The only progress I've made is deciding that the solid can't be a prism. If $A$ is the base area, $P$ is the perimeter of the base, and $h$ is the height of the prism, then $$V=Ah$$ $$S=2A+Ph$$
Dividing $V$ by $S$ and solving for $h$ gives you $$\frac{V}{S}=\frac{Ah}{2A+Ph}=c$$ $$Ah=c(2A+Ph)$$ $$Ah-Pch=2Ac$$ $$h=\frac{2Ac}{A-Pc}$$ So if I have a prism and change its height without changing the base, the ratio $c$ would have to change. I'm guessing such a solid doesn't exist, because I feel like the two formulas always involve different powers (like $s^2$ and $s^3$ for a square), but I'm wondering if there's a way to prove it's impossible or find a solid that does satisfy the condition.
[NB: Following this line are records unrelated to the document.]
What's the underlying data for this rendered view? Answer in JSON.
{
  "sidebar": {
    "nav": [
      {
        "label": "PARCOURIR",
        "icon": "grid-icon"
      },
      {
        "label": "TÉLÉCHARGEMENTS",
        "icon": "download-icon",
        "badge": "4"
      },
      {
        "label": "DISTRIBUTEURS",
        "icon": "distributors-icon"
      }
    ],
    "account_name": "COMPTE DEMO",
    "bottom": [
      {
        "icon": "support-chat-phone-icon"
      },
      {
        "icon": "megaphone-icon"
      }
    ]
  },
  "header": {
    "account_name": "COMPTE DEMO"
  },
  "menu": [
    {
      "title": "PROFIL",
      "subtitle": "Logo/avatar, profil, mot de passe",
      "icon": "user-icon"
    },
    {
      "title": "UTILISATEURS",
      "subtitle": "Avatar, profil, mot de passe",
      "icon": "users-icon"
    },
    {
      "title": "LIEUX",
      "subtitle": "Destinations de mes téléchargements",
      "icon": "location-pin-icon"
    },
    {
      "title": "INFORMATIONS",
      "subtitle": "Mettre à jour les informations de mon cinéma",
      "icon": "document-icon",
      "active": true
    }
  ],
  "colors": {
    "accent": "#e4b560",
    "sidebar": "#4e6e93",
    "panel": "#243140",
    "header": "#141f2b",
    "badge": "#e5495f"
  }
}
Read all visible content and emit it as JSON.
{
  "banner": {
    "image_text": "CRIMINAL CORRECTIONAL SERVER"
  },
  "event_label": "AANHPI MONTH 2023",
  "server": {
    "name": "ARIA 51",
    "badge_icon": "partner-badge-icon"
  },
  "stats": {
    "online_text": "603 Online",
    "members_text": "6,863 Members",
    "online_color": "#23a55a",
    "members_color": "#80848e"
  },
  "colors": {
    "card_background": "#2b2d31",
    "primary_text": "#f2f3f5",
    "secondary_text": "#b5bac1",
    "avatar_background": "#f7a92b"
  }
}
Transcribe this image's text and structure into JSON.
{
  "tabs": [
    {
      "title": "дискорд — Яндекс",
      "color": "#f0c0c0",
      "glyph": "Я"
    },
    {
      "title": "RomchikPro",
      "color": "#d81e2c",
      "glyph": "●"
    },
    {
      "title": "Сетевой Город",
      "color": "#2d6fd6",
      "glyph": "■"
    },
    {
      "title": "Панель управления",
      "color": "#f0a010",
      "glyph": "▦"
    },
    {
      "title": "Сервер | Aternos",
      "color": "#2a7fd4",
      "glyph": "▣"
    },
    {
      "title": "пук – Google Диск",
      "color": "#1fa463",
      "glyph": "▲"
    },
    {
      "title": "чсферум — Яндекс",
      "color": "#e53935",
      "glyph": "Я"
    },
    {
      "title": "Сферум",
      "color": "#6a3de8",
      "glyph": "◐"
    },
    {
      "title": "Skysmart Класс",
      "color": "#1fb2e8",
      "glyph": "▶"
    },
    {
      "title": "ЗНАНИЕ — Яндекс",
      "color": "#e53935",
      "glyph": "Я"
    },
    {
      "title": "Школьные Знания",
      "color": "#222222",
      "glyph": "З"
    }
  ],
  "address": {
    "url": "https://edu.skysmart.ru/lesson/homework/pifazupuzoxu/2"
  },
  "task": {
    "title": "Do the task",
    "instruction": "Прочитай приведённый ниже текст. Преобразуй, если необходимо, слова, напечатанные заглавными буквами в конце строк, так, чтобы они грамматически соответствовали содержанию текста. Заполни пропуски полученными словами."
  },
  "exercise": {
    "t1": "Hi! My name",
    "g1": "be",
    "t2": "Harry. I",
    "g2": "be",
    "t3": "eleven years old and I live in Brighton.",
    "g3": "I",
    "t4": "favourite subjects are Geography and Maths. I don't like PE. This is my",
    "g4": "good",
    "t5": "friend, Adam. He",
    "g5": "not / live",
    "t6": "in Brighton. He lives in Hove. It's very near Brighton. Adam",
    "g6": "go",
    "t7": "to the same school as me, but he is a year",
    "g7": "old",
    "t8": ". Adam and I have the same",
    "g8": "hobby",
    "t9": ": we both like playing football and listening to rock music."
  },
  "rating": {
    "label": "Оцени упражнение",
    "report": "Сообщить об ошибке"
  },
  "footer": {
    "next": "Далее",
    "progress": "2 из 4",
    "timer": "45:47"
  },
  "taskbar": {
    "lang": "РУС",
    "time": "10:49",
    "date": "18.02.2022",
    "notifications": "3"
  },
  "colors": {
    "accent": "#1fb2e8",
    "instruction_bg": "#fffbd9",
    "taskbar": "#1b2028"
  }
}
Edit: A comment pointed out that it might make more sense to assume the shape only changes proportionally, so every dimension increases by the same factor. Answers that use this assumption would also be appreciated.

Answer 1

One way to see this will not work with anything we would consider a normal solid is to note that $V$ has dimensions of length$^3$ while $S$ has dimensions of length$^2$. The ratio therefore had a dimension of length so it depends on the unit we measure in. If you double the size of a solid the volume goes up by a factor $8$ and the area a factor $4$, changing the $\frac VS$ ratio by a factor $2$.

In pathological solids you might consider Gabriel's horn, which has finite volume and infinite surface area. No matter what the volume, you can say $\frac VS=0$ but usually we do not consider infinity a number so you can't divide by it.